Data Cleaning and Data Wrangling

Introduction

Taming the Beast: How to Wrangle Your Data

Once your data is clean, the next challenge is structuring it for analysis. Raw data isn’t always in the right shape—it may need sorting, filtering, or merging with other datasets to make sense. This process, called data wrangling, transforms scattered information into a structured format ready for meaningful insights.

This section covers essential data wrangling techniques, including sorting, filtering, and combining datasets.

Sorting Data

Chaos to Clarity: The Sorting Shift

Sorting helps arrange data logically, making it easier to analyze trends. You might want to:

  • Sort by date to identify patterns over time.
  • Sort by amounts to find the highest or lowest values.
  • Sort by categories for structured reporting.

Ways to Sort Data

  • Excel & Google Sheets: Use the Sort & Filter tool.
  • Python: Sort a dataset by a column:
    df.sort_values("column_name", ascending=True, inplace=True)
  • R: Sort data using dplyr:
    df <- arrange(df, column_name)
  • A detailed guide with multiple sorting criteria is in the GitHub link: Python, R.

Filtering Data

Focus Lens: Zeroing in on What Count

Filtering allows you to extract only the relevant information from a dataset. This is useful when:

  • Working with large datasets and needing to analyze specific subsets.
  • Identifying outliers or values within a particular range.
  • Removing irrelevant records before further processing.

How to Filter Data

  • Excel: Use the Filter option to display specific rows.
  • Python: Extract rows where a condition is met:
    df_filtered = df[df["column_name"] > 50]
  • R: Subset data based on a condition:
    df_filtered <- df[df$column_name > 50, ]
  • More complex filtering examples are in the GitHub link: Python, R.

Merging Datasets

Data Synergy: Uniting the Pieces for the Full Picture

Often, the data you need is spread across multiple files. Merging (or joining) datasets allows you to combine information from different sources.

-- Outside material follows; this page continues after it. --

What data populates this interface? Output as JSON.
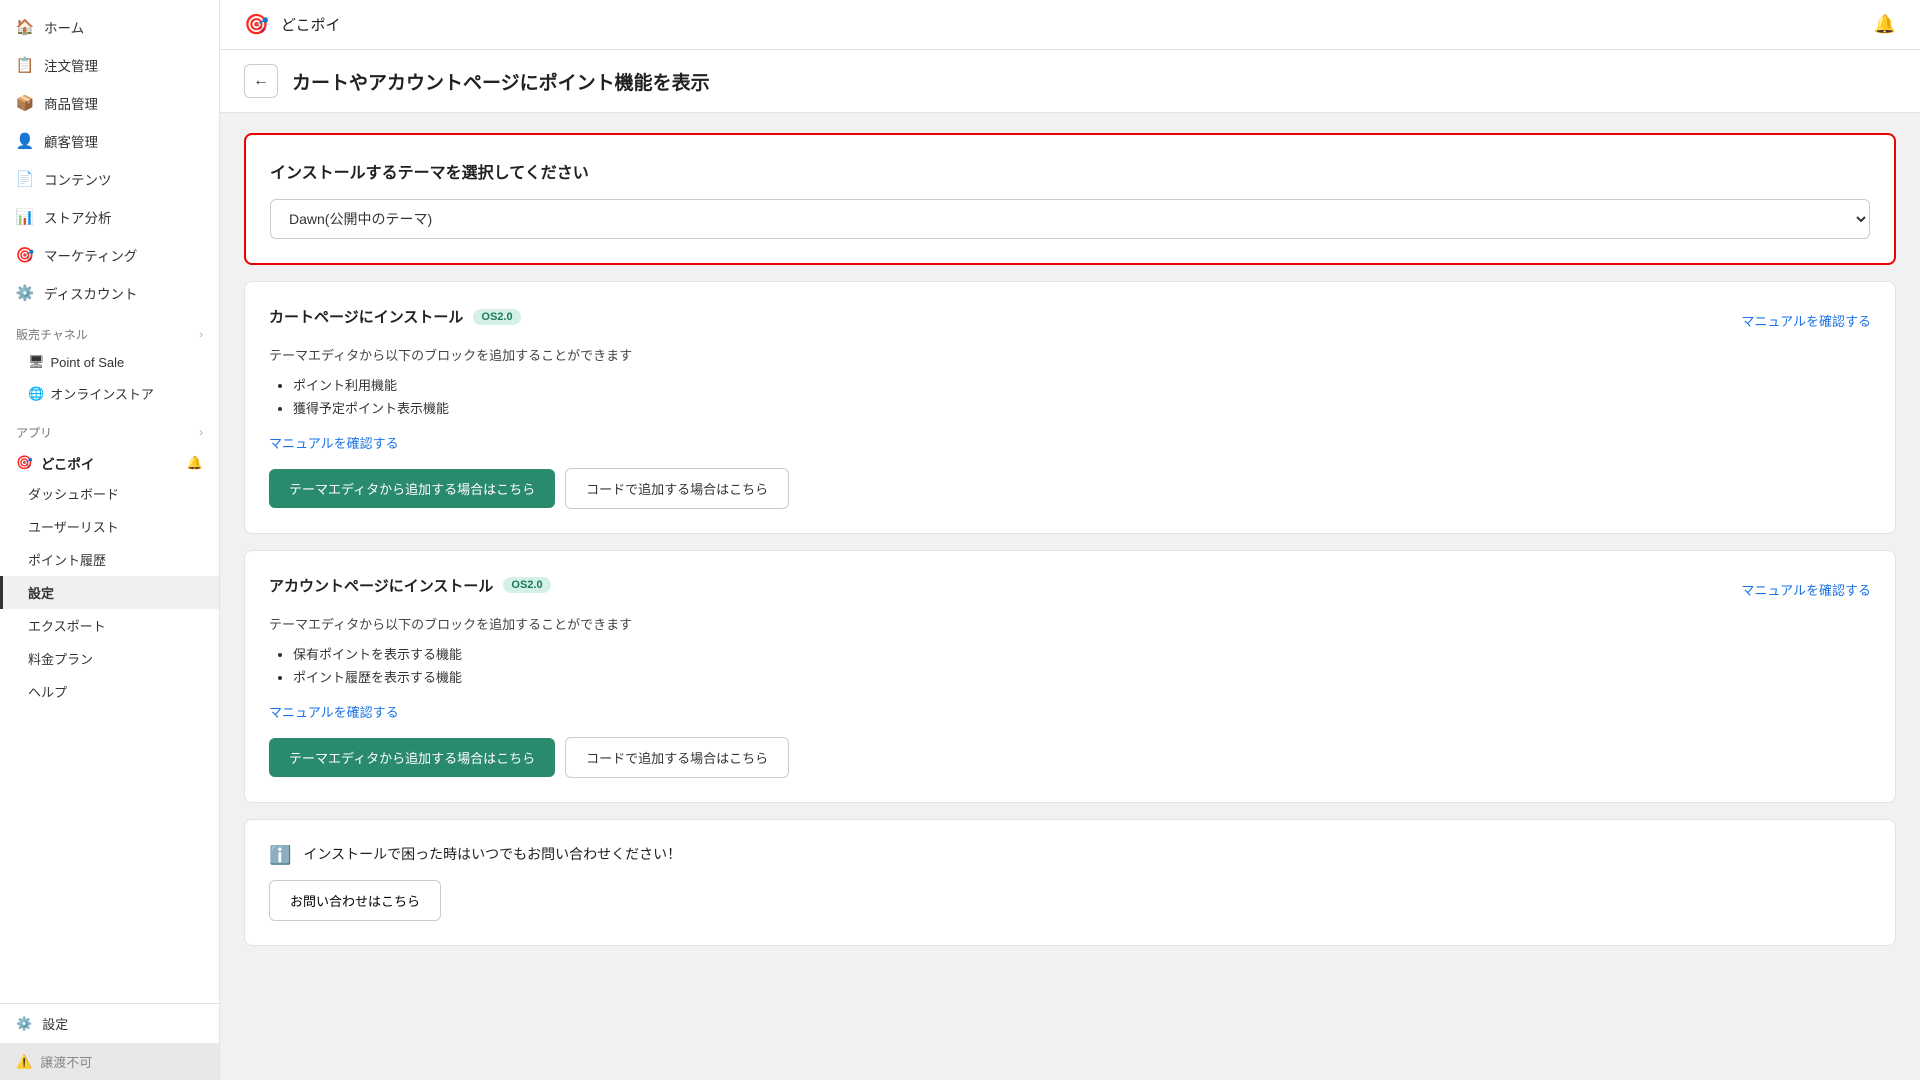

Common Use Cases for Merging

  • Combining survey results with participant details.
  • Merging sales data with customer records.
  • Integrating multiple years of data into a single dataset.

How to Merge Datasets

  • Excel: Use VLOOKUP or XLOOKUP to pull values from another table.
  • Python: Merge two datasets on a common column: 
    df_combined = df1.merge(df2, on="common_column", how="inner")
  • R: Perform a dataset join using merge():
    df_combined <- merge(df1, df2, by="common_column")
  • Additional join types (left, right, full) are detailed in the GitHub link: Python, R.

Data Transformation

Shape Shift: Turning Raw Data into Insight

Data transformation involves converting data from its raw form into a format that’s more useful for analysis. This process helps you clean, structure, and refine your data to fit specific business goals or analytical needs.

Common Use Cases for Data Transformation

  • Normalizing data: Converting all values to a common scale (e.g., standardizing measurements).
  • Pivoting data: Reorganizing data into a more readable or useful structure, like turning rows into columns.
  • Aggregating data: Summarizing detailed data, such as calculating the average sales per month.

How to Transform Data

  • Excel: Use Power Query to reshape your data, or use formulas like TEXT, CONCATENATE, and SUMIF.

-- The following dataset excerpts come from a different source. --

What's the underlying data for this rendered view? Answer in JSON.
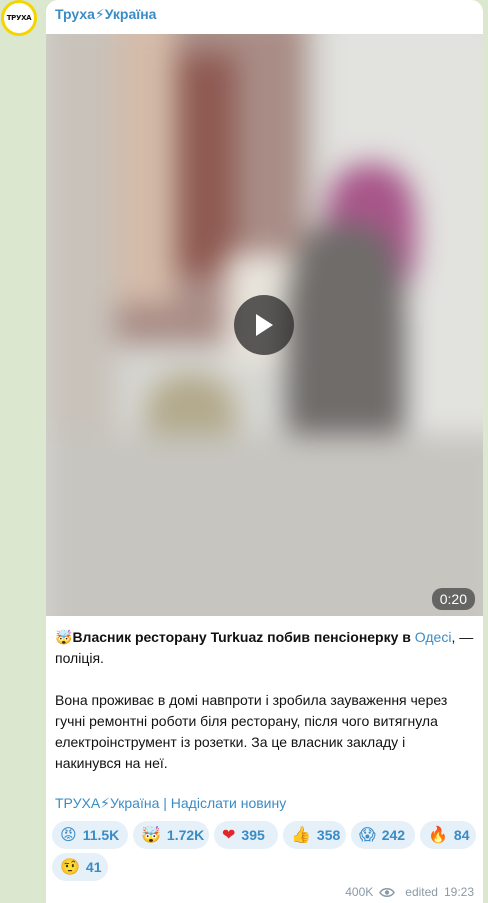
{
  "channel": {
    "avatar_text": "ТРУХА",
    "name": "Труха⚡Україна"
  },
  "video": {
    "duration": "0:20"
  },
  "post": {
    "emoji": "🤯",
    "headline_bold": "Власник ресторану Turkuaz побив пенсіонерку в ",
    "headline_link": "Одесі",
    "headline_tail": ", — поліція.",
    "body": "Вона проживає в домі навпроти і зробила зауваження через гучні ремонтні роботи біля ресторану, після чого витягнула електроінструмент із розетки. За це власник закладу і накинувся на неї.",
    "footer_channel": "ТРУХА⚡Україна",
    "footer_sep": " | ",
    "footer_submit": "Надіслати новину"
  },
  "reactions": [
    {
      "emoji": "😡",
      "count": "11.5K"
    },
    {
      "emoji": "🤯",
      "count": "1.72K"
    },
    {
      "emoji": "❤",
      "count": "395"
    },
    {
      "emoji": "👍",
      "count": "358"
    },
    {
      "emoji": "😱",
      "count": "242"
    },
    {
      "emoji": "🔥",
      "count": "84"
    },
    {
      "emoji": "🤨",
      "count": "41"
    }
  ],
  "meta": {
    "views": "400K",
    "edited": "edited",
    "time": "19:23"
  },
  "colors": {
    "accent": "#3a8cc6",
    "background": "#dbe7cf",
    "avatar_ring": "#f3d600"
  }
}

  • Python: Use pandas to manipulate and transform data, such as:

df_transformed = df.groupby("Category").agg({"Sales": "sum", "Revenue": "mean"})

  • R: Apply functions like mutate(), spread(), or gather() from the tidyverse package.
    df_transformed <- df %>% group_by(Category) %>% summarise(Sales = sum(Sales), Revenue = mean(Revenue))

Transformation Types

  • Normalization: Scaling data to a standard range.

  • Pivoting: Switching rows to columns (or vice versa) for a more insightful structure.
  • Aggregation: Summarizing large datasets into key metrics.

Code Snippets on GitHub Link: Python, R.

Conclusion

Why This Matters

Data wrangling ensures that your dataset is structured, relevant, and ready for analysis. Without proper sorting, filtering, and merging, insights can be misleading or incomplete.

By using these techniques, you can organize, refine, and integrate data efficiently—eliminating clutter and focusing on meaningful information.